Sombre luminescence - Mathieu Marcil



Le 13 juin dernier, j'assistais à une première, la mise en lumière(s) et en acte(s) de la réflexion artistique d'un ami. En effet, Mathieu Marcil nous offrait, dans la salle intimiste Alfred-Laliberté de l'UQAM, le fruit de son projet de mémoire-création. Mathieu m'avait déjà décrit les termes de cette création autour de la charge poétique d'une lumière portée par les interprètes. J'ai eu beaucoup de difficulté à m'imaginer la scène. Ce n'est absolument pas la qualité de l'explication de Mathieu qui est ici mise en cause, mais plutôt ma connaissance limitée du monde de l'éclairage. Le 13 juin, donc, j'ai pu voir en oeuvre les images qu'avait semées Mathieu.




Nous avons assisté depuis un néant qui s'anime, ni plus ni moins, qu'à la découverte du feu (de la lumière) par l'Homme. Une source de feu (de lumière), créée par un éclair (?), intrigue un premier protagoniste qui s'en approchera et qui, par inadvertance, en sera imprégné. On verra alors la lente évolution du contrôle que l'homme pourra porter sur le feu (sur la lumière). Un contrôle sur l'objet lui-même, mais aussi et surtout un contrôle sur ses effets, sur la mise en lumière et la mise en ombre, dans une exploration solitaire et duale. La caverne où se meuvent les interprètes deviendra l'écran sur lequel se réalisera des jeux d'ombres et de lumières, mais aussi des jeux de communication entre les performeurs et des évocations poétiques susurrées à ceux et celles qui, dans l'ombre de la salle, assistent à cette sombre luminescence porteuse d'émotions primitives.

dimanche 31 mars 2013

Oui, mais quelle est la question? - Bernard Pivot


Comment aurais-je pu imaginer que poser des questions pour gagner ma vie allait me la compliquer, et même, souvent, me la rendre infernale? [B.P.]

Voilà un livre qui s'est lu en un trait ou presque.
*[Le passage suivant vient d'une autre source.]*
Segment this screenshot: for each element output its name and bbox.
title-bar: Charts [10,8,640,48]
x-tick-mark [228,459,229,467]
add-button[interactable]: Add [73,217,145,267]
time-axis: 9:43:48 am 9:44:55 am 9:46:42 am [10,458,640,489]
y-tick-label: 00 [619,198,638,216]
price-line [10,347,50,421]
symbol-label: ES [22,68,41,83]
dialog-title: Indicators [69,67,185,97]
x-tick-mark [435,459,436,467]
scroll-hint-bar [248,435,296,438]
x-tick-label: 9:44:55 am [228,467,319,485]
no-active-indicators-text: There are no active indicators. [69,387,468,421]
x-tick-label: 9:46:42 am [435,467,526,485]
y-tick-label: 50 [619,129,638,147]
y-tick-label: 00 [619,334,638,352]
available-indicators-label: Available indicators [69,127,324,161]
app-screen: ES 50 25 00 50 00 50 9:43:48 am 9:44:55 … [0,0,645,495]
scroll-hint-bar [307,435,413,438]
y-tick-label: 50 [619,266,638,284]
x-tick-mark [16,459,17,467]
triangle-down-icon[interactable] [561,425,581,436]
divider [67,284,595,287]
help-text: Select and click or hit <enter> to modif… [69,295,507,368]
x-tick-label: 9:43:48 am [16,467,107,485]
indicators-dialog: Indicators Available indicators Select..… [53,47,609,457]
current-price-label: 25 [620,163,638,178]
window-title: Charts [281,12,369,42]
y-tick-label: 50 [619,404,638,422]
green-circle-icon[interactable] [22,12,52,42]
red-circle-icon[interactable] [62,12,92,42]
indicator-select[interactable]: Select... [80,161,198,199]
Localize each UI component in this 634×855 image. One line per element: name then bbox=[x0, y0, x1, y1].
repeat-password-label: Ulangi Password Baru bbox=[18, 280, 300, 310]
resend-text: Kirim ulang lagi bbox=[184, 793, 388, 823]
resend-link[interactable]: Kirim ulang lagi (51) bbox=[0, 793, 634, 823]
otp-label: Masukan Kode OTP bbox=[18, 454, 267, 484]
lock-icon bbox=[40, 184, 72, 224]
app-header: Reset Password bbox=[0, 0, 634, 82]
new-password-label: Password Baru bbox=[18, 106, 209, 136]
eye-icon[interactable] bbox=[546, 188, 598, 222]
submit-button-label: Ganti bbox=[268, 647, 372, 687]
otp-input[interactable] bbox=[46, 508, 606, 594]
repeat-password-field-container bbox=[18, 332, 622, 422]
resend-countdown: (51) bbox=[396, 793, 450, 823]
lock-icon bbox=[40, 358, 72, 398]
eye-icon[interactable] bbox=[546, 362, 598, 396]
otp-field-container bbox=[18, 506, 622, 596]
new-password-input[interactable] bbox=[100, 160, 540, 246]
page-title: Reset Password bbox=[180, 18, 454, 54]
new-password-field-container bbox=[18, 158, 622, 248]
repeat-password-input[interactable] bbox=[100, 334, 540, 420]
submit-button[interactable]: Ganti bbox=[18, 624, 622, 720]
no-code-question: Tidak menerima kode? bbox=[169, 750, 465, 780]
La question est ici l'argument d'une pseudo autobiographie de Pivot. Le protagoniste se nomme en fait Adam Hitch, il a tenu le micro d'émissions de radio et celui d'Aparté où le rôle d'intervieweur n'a plus de secret pour lui. Il maîtrise l'art et la science de la question. Mais, cette manie de la questionnite s'est infiltrée dans tous les recoins de sa vie, dans ses relations familiales, dans celles de ses couples, dans sa vie intime comme dans sa vie professionnelle. Est-ce d'expérience que Pivot relate tous ces moments personnels, toutes ces tranches de vie? On pourrait le croire comme on pourrait accorder à Pivot le pouvoir imaginatif de créer ces minuscules parcelles d'univers juste pour nous. Si cela semble prendre la forme d'un roman, ce n'est qu'apparence. On a plutôt devant soi des chroniques sur la question dans la vie d'Adam Hitch et chaque chapitre possède sa propre dynamique. Par l'approche à l'écriture, par l'auto-dérision et par la forme carnet sur soi, j'ai parfois reconnu des traits semblables à ceux de Jean-Paul Dubois. Pour ma part, j'y ai vu là une qualité. 

dimanche 3 mars 2013

Les ignorants, récit d'une initiation croisée - Étienne Davodeau



Étienne Davodeau est auteur de bande dessinée, il ne sait pas grand chose du monde du vin.
Richard Leroy est vigneron, il n'a quasiment jamais lu de bande dessinée.
- Si je comprends bien, pour faire un bouquin, tu veux venir bosser bénévolement dans mes vignes... c'est ça?
Quelle merveilleuse idée! Et, quelle belle réalisation de cette idée. Davodeau, ce bédéiste réaliste, ce peintre d'une réalité ordinaire, réussit encore à coucher en noir sur blanc les images d'une tranche de vie, en l'occurrence, ici, il s'agit d'une tranche de deux vies, deux vies croisées, qu'on ne verra que par ce croisement et cette intersection d'intérêt et d'ignorance. Il aurait pu opérer ce croisement à partir d'autres valeurs. Il aura fallu qu'il croise deux mondes qui suscitent quelque chose en moi, qui réveillent des désirs, qui m'amènent ailleurs.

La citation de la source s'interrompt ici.